Build Shared Team Norms
Make assistant use a team practice with agreed conventions, not a private habit each developer invents.
Why This Works
Without norms, every developer's relationship with the assistant differs, and code review cannot apply a consistent standard. Shared examples of good and bad use turn an individual skill into an organizational capability.
In Practice
Keep a short internal guide of good and bad assistant interactions. Review it as a team. The selection of which tools to standardize on is worth a deliberate decision; see Choosing Among Copilot, Cursor, and the New Wave of Coding AI.
Verify Security and Dependencies Independently
Never let the assistant be the last word on authentication, cryptography, input handling, or which library version to use.
Why This Works
The model's training data is saturated with insecure and outdated code, and it reproduces the average rather than the safe choice. Worse, security steps like input validation or signature verification are easy for the model to omit because code runs fine without them. The model optimizes for working, not for safe, and those are different targets.
In Practice
Run dependency scanning and static analysis on every change regardless of origin, and treat any security-sensitive suggestion as a starting point to verify rather than an answer to accept. This is the practice that prevents the most expensive class of failure.
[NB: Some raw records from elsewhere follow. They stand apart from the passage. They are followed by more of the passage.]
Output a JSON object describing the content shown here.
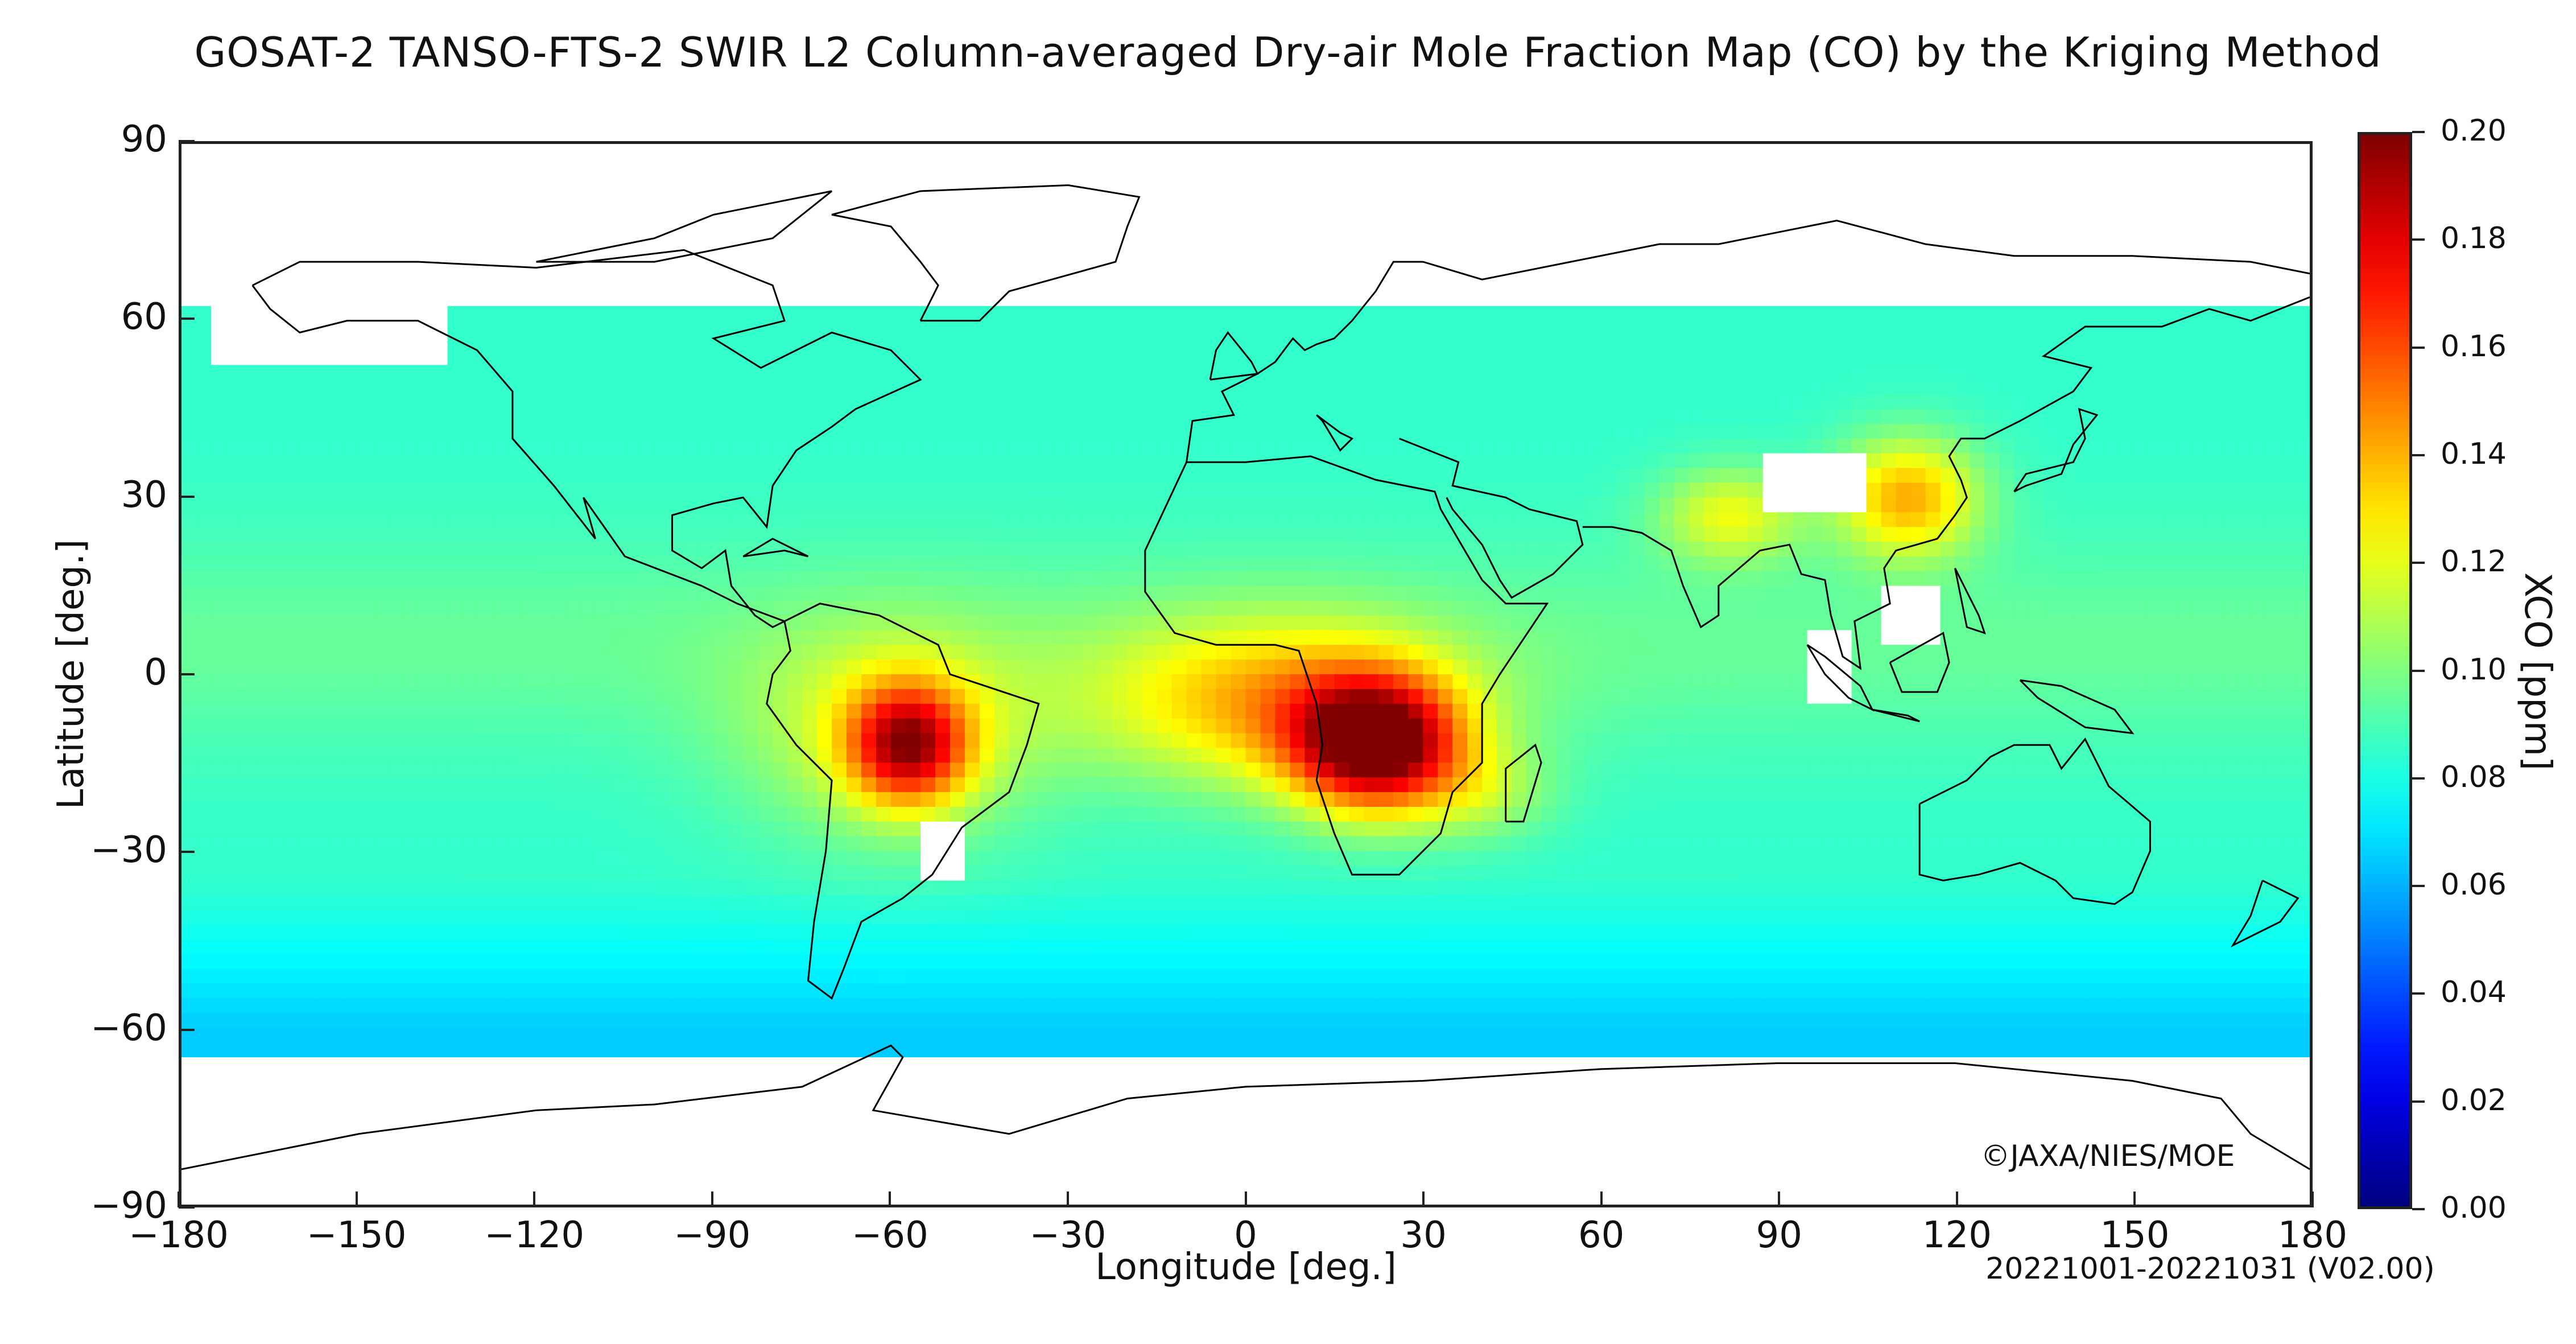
{
  "title": "GOSAT-2 TANSO-FTS-2 SWIR L2 Column-averaged Dry-air Mole Fraction Map (CO) by the Kriging Method",
  "copyright": "©JAXA/NIES/MOE",
  "date_note": "20221001-20221031 (V02.00)",
  "colors": {
    "ocean_base": "#3ee0c8",
    "high": "#d40000",
    "mid": "#ffd21a",
    "no_data": "#ffffff",
    "coastline": "#000000"
  },
  "chart_data": {
    "type": "heatmap",
    "title": "GOSAT-2 TANSO-FTS-2 SWIR L2 Column-averaged Dry-air Mole Fraction Map (CO) by the Kriging Method",
    "xlabel": "Longitude [deg.]",
    "ylabel": "Latitude [deg.]",
    "xlim": [
      -180,
      180
    ],
    "ylim": [
      -90,
      90
    ],
    "x_ticks": [
      "−180",
      "−150",
      "−120",
      "−90",
      "−60",
      "−30",
      "0",
      "30",
      "60",
      "90",
      "120",
      "150",
      "180"
    ],
    "y_ticks": [
      "90",
      "60",
      "30",
      "0",
      "−30",
      "−60",
      "−90"
    ],
    "colorbar": {
      "label": "XCO [ppm]",
      "range": [
        0.0,
        0.2
      ],
      "ticks": [
        "0.20",
        "0.18",
        "0.16",
        "0.14",
        "0.12",
        "0.10",
        "0.08",
        "0.06",
        "0.04",
        "0.02",
        "0.00"
      ],
      "colormap": "jet"
    },
    "background_value": 0.085,
    "hotspots": [
      {
        "region": "Central Africa",
        "lon": 22,
        "lat": -12,
        "value": 0.2
      },
      {
        "region": "South America (Amazon)",
        "lon": -57,
        "lat": -12,
        "value": 0.17
      },
      {
        "region": "East China",
        "lon": 112,
        "lat": 30,
        "value": 0.14
      },
      {
        "region": "Northern India",
        "lon": 82,
        "lat": 27,
        "value": 0.12
      }
    ],
    "southern_ocean_value": 0.065,
    "no_data_regions": [
      "Arctic (north of ~63N)",
      "Antarctica (south of ~65S)",
      "Tibetan Plateau",
      "Southeast Asia islands",
      "Southern Brazil"
    ]
  }
}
Calibrate Trust to the Task, Not the Tool
Decide how much to lean on the assistant based on the specific task in front of you, not on a fixed opinion of the tool.
Why This Works
The assistant is excellent at contained, verifiable, pattern-driven work and unreliable at hidden-context judgment like architecture and intermittent-failure debugging. A blanket level of trust is wrong for half your work whichever level you pick. Matching trust to the task captures the tool's strength while containing its weakness.
In Practice
Before a task, ask whether the needed context is visible, whether the change is contained, and whether you can verify the result quickly. Lean in when the answers are yes and tighten control when they are no. The decision rule behind this is laid out in When Autonomy Beats Autocomplete in AI-Assisted Coding.
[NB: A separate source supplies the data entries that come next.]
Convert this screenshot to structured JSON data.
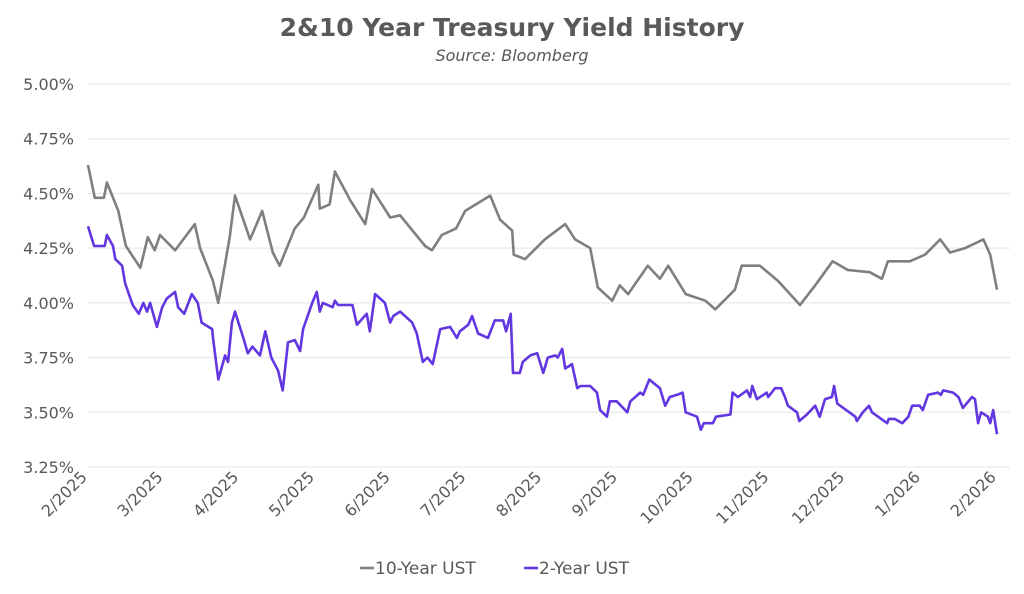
{
  "chart_data": {
    "type": "line",
    "title": "2&10 Year Treasury Yield History",
    "subtitle": "Source: Bloomberg",
    "xlabel": "",
    "ylabel": "",
    "x_unit": "months since 2/2025",
    "xlim": [
      0,
      12
    ],
    "ylim": [
      3.25,
      5.0
    ],
    "yticks": [
      3.25,
      3.5,
      3.75,
      4.0,
      4.25,
      4.5,
      4.75,
      5.0
    ],
    "ytick_labels": [
      "3.25%",
      "3.50%",
      "3.75%",
      "4.00%",
      "4.25%",
      "4.50%",
      "4.75%",
      "5.00%"
    ],
    "xtick_labels": [
      "2/2025",
      "3/2025",
      "4/2025",
      "5/2025",
      "6/2025",
      "7/2025",
      "8/2025",
      "9/2025",
      "10/2025",
      "11/2025",
      "12/2025",
      "1/2026",
      "2/2026"
    ],
    "grid": true,
    "legend_position": "bottom",
    "series": [
      {
        "name": "10-Year UST",
        "color": "#7f7f7f",
        "points": [
          [
            0,
            4.63
          ],
          [
            0.09,
            4.48
          ],
          [
            0.21,
            4.48
          ],
          [
            0.25,
            4.55
          ],
          [
            0.4,
            4.42
          ],
          [
            0.5,
            4.26
          ],
          [
            0.69,
            4.16
          ],
          [
            0.79,
            4.3
          ],
          [
            0.88,
            4.24
          ],
          [
            0.95,
            4.31
          ],
          [
            1.15,
            4.24
          ],
          [
            1.41,
            4.36
          ],
          [
            1.48,
            4.25
          ],
          [
            1.65,
            4.1
          ],
          [
            1.72,
            4.0
          ],
          [
            1.87,
            4.3
          ],
          [
            1.94,
            4.49
          ],
          [
            2.14,
            4.29
          ],
          [
            2.3,
            4.42
          ],
          [
            2.44,
            4.23
          ],
          [
            2.53,
            4.17
          ],
          [
            2.73,
            4.34
          ],
          [
            2.85,
            4.39
          ],
          [
            3.04,
            4.54
          ],
          [
            3.06,
            4.43
          ],
          [
            3.19,
            4.45
          ],
          [
            3.26,
            4.6
          ],
          [
            3.46,
            4.47
          ],
          [
            3.66,
            4.36
          ],
          [
            3.75,
            4.52
          ],
          [
            3.99,
            4.39
          ],
          [
            4.12,
            4.4
          ],
          [
            4.45,
            4.26
          ],
          [
            4.54,
            4.24
          ],
          [
            4.67,
            4.31
          ],
          [
            4.86,
            4.34
          ],
          [
            4.98,
            4.42
          ],
          [
            5.31,
            4.49
          ],
          [
            5.44,
            4.38
          ],
          [
            5.6,
            4.33
          ],
          [
            5.62,
            4.22
          ],
          [
            5.77,
            4.2
          ],
          [
            6.03,
            4.29
          ],
          [
            6.3,
            4.36
          ],
          [
            6.43,
            4.29
          ],
          [
            6.63,
            4.25
          ],
          [
            6.73,
            4.07
          ],
          [
            6.92,
            4.01
          ],
          [
            7.02,
            4.08
          ],
          [
            7.13,
            4.04
          ],
          [
            7.39,
            4.17
          ],
          [
            7.55,
            4.11
          ],
          [
            7.66,
            4.17
          ],
          [
            7.89,
            4.04
          ],
          [
            8.15,
            4.01
          ],
          [
            8.28,
            3.97
          ],
          [
            8.54,
            4.06
          ],
          [
            8.63,
            4.17
          ],
          [
            8.87,
            4.17
          ],
          [
            9.11,
            4.1
          ],
          [
            9.4,
            3.99
          ],
          [
            9.6,
            4.08
          ],
          [
            9.83,
            4.19
          ],
          [
            10.03,
            4.15
          ],
          [
            10.32,
            4.14
          ],
          [
            10.48,
            4.11
          ],
          [
            10.56,
            4.19
          ],
          [
            10.85,
            4.19
          ],
          [
            11.05,
            4.22
          ],
          [
            11.25,
            4.29
          ],
          [
            11.38,
            4.23
          ],
          [
            11.58,
            4.25
          ],
          [
            11.82,
            4.29
          ],
          [
            11.91,
            4.22
          ],
          [
            11.95,
            4.15
          ],
          [
            12.0,
            4.06
          ]
        ]
      },
      {
        "name": "2-Year UST",
        "color": "#6236e0",
        "points": [
          [
            0,
            4.35
          ],
          [
            0.08,
            4.26
          ],
          [
            0.22,
            4.26
          ],
          [
            0.25,
            4.31
          ],
          [
            0.33,
            4.26
          ],
          [
            0.36,
            4.2
          ],
          [
            0.45,
            4.17
          ],
          [
            0.49,
            4.09
          ],
          [
            0.59,
            3.99
          ],
          [
            0.67,
            3.95
          ],
          [
            0.73,
            4.0
          ],
          [
            0.78,
            3.96
          ],
          [
            0.82,
            4.0
          ],
          [
            0.91,
            3.89
          ],
          [
            0.98,
            3.98
          ],
          [
            1.04,
            4.02
          ],
          [
            1.15,
            4.05
          ],
          [
            1.19,
            3.98
          ],
          [
            1.27,
            3.95
          ],
          [
            1.37,
            4.04
          ],
          [
            1.45,
            4.0
          ],
          [
            1.5,
            3.91
          ],
          [
            1.64,
            3.88
          ],
          [
            1.65,
            3.84
          ],
          [
            1.72,
            3.65
          ],
          [
            1.81,
            3.76
          ],
          [
            1.85,
            3.73
          ],
          [
            1.9,
            3.91
          ],
          [
            1.94,
            3.96
          ],
          [
            2.05,
            3.84
          ],
          [
            2.11,
            3.77
          ],
          [
            2.17,
            3.8
          ],
          [
            2.27,
            3.76
          ],
          [
            2.34,
            3.87
          ],
          [
            2.42,
            3.75
          ],
          [
            2.51,
            3.69
          ],
          [
            2.57,
            3.6
          ],
          [
            2.64,
            3.82
          ],
          [
            2.73,
            3.83
          ],
          [
            2.8,
            3.78
          ],
          [
            2.84,
            3.88
          ],
          [
            2.96,
            4.0
          ],
          [
            3.02,
            4.05
          ],
          [
            3.06,
            3.96
          ],
          [
            3.1,
            4.0
          ],
          [
            3.23,
            3.98
          ],
          [
            3.26,
            4.01
          ],
          [
            3.3,
            3.99
          ],
          [
            3.49,
            3.99
          ],
          [
            3.55,
            3.9
          ],
          [
            3.68,
            3.95
          ],
          [
            3.72,
            3.87
          ],
          [
            3.79,
            4.04
          ],
          [
            3.92,
            4.0
          ],
          [
            3.99,
            3.91
          ],
          [
            4.03,
            3.94
          ],
          [
            4.12,
            3.96
          ],
          [
            4.28,
            3.91
          ],
          [
            4.34,
            3.86
          ],
          [
            4.42,
            3.73
          ],
          [
            4.48,
            3.75
          ],
          [
            4.55,
            3.72
          ],
          [
            4.65,
            3.88
          ],
          [
            4.78,
            3.89
          ],
          [
            4.87,
            3.84
          ],
          [
            4.91,
            3.87
          ],
          [
            5.02,
            3.9
          ],
          [
            5.07,
            3.94
          ],
          [
            5.15,
            3.86
          ],
          [
            5.28,
            3.84
          ],
          [
            5.37,
            3.92
          ],
          [
            5.48,
            3.92
          ],
          [
            5.52,
            3.87
          ],
          [
            5.58,
            3.95
          ],
          [
            5.61,
            3.68
          ],
          [
            5.7,
            3.68
          ],
          [
            5.74,
            3.73
          ],
          [
            5.84,
            3.76
          ],
          [
            5.93,
            3.77
          ],
          [
            6.01,
            3.68
          ],
          [
            6.07,
            3.75
          ],
          [
            6.17,
            3.76
          ],
          [
            6.2,
            3.75
          ],
          [
            6.26,
            3.79
          ],
          [
            6.3,
            3.7
          ],
          [
            6.39,
            3.72
          ],
          [
            6.46,
            3.61
          ],
          [
            6.5,
            3.62
          ],
          [
            6.63,
            3.62
          ],
          [
            6.72,
            3.59
          ],
          [
            6.76,
            3.51
          ],
          [
            6.85,
            3.48
          ],
          [
            6.89,
            3.55
          ],
          [
            6.98,
            3.55
          ],
          [
            7.12,
            3.5
          ],
          [
            7.16,
            3.55
          ],
          [
            7.29,
            3.59
          ],
          [
            7.33,
            3.58
          ],
          [
            7.41,
            3.65
          ],
          [
            7.55,
            3.61
          ],
          [
            7.62,
            3.53
          ],
          [
            7.68,
            3.57
          ],
          [
            7.78,
            3.58
          ],
          [
            7.85,
            3.59
          ],
          [
            7.89,
            3.5
          ],
          [
            8.04,
            3.48
          ],
          [
            8.09,
            3.42
          ],
          [
            8.13,
            3.45
          ],
          [
            8.25,
            3.45
          ],
          [
            8.29,
            3.48
          ],
          [
            8.48,
            3.49
          ],
          [
            8.51,
            3.59
          ],
          [
            8.58,
            3.57
          ],
          [
            8.7,
            3.6
          ],
          [
            8.74,
            3.57
          ],
          [
            8.77,
            3.62
          ],
          [
            8.83,
            3.56
          ],
          [
            8.96,
            3.59
          ],
          [
            8.98,
            3.57
          ],
          [
            9.07,
            3.61
          ],
          [
            9.15,
            3.61
          ],
          [
            9.2,
            3.57
          ],
          [
            9.24,
            3.53
          ],
          [
            9.36,
            3.5
          ],
          [
            9.39,
            3.46
          ],
          [
            9.49,
            3.49
          ],
          [
            9.6,
            3.53
          ],
          [
            9.66,
            3.48
          ],
          [
            9.73,
            3.56
          ],
          [
            9.82,
            3.57
          ],
          [
            9.85,
            3.62
          ],
          [
            9.89,
            3.54
          ],
          [
            10.13,
            3.48
          ],
          [
            10.15,
            3.46
          ],
          [
            10.23,
            3.5
          ],
          [
            10.31,
            3.53
          ],
          [
            10.35,
            3.5
          ],
          [
            10.55,
            3.45
          ],
          [
            10.57,
            3.47
          ],
          [
            10.65,
            3.47
          ],
          [
            10.75,
            3.45
          ],
          [
            10.83,
            3.48
          ],
          [
            10.88,
            3.53
          ],
          [
            10.98,
            3.53
          ],
          [
            11.02,
            3.51
          ],
          [
            11.09,
            3.58
          ],
          [
            11.22,
            3.59
          ],
          [
            11.26,
            3.58
          ],
          [
            11.29,
            3.6
          ],
          [
            11.42,
            3.59
          ],
          [
            11.49,
            3.57
          ],
          [
            11.55,
            3.52
          ],
          [
            11.67,
            3.57
          ],
          [
            11.71,
            3.56
          ],
          [
            11.75,
            3.45
          ],
          [
            11.79,
            3.5
          ],
          [
            11.88,
            3.48
          ],
          [
            11.91,
            3.45
          ],
          [
            11.95,
            3.51
          ],
          [
            12.0,
            3.4
          ]
        ]
      }
    ]
  }
}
Frequently Asked Questions
Do these practices slow developers down?
Up front, slightly. Over a project, they are faster, because they prevent the rework that unreviewed and poorly scoped generation creates. The investment pays back within days, not months.
Which practice matters most for a new team?
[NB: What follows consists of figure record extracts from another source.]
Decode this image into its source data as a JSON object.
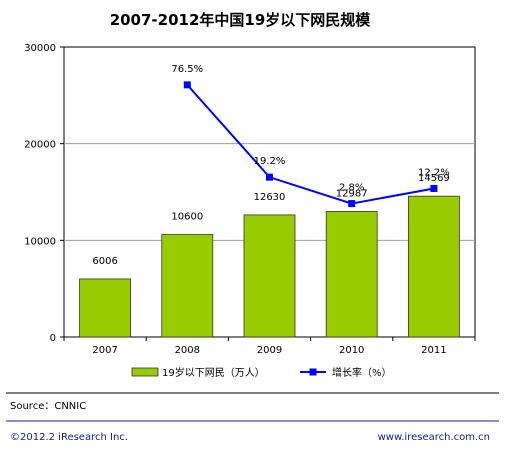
{
  "chart_data": {
    "type": "bar",
    "title": "2007-2012年中国19岁以下网民规模",
    "categories": [
      "2007",
      "2008",
      "2009",
      "2010",
      "2011"
    ],
    "series": [
      {
        "name": "19岁以下网民（万人）",
        "type": "bar",
        "axis": "left",
        "values": [
          6006,
          10600,
          12630,
          12987,
          14569
        ],
        "labels": [
          "6006",
          "10600",
          "12630",
          "12987",
          "14569"
        ]
      },
      {
        "name": "增长率（%）",
        "type": "line",
        "axis": "right",
        "values": [
          null,
          76.5,
          19.2,
          2.8,
          12.2
        ],
        "labels": [
          "",
          "76.5%",
          "19.2%",
          "2.8%",
          "12.2%"
        ]
      }
    ],
    "yticks": [
      "0",
      "10000",
      "20000",
      "30000"
    ],
    "ylim": [
      0,
      30000
    ],
    "line_ylim": [
      -80,
      100
    ],
    "grid": true,
    "legend_position": "bottom",
    "colors": {
      "bar": "#99cc00",
      "bar_edge": "#333333",
      "line": "#0000ff"
    }
  },
  "source": "Source：CNNIC",
  "footer": {
    "left": "©2012.2 iResearch Inc.",
    "right": "www.iresearch.com.cn"
  }
}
The living context file. It produces the largest single quality improvement for the least effort and benefits every developer immediately.
Are these practices tool-specific?
No. They apply to any assistant, because they target the human side of the interaction. Switching tools does not change the practices.
How do I get a skeptical senior developer to adopt these?
Frame them as engineering discipline, not AI enthusiasm. Writing interfaces first and testing harder are good practices regardless of the assistant; the assistant just amplifies their payoff.
Should these practices change as models improve?
The specifics may soften as models get better at architecture and security. The core principle, trust the tool precisely where it earns trust, holds regardless of capability.
Can I automate any of these practices?
Partially. Context files, dependency scanning, and test execution can be wired into CI. The judgment-heavy practices, like deciding architecture, cannot and should not be automated.
Key Takeaways
- Specify interfaces and contracts before generation; it constrains the model toward quality.
- A living context file is the highest-leverage, lowest-effort practice available.
- Use the assistant as a drafter and reserve every consequential decision for a human.
- Generate tests but review them harder than the code, since bugs and their tests correlate.
- Work in small increments to preserve the review step that catches the model's errors.
- Make assistant use a team practice with shared norms, not a private habit.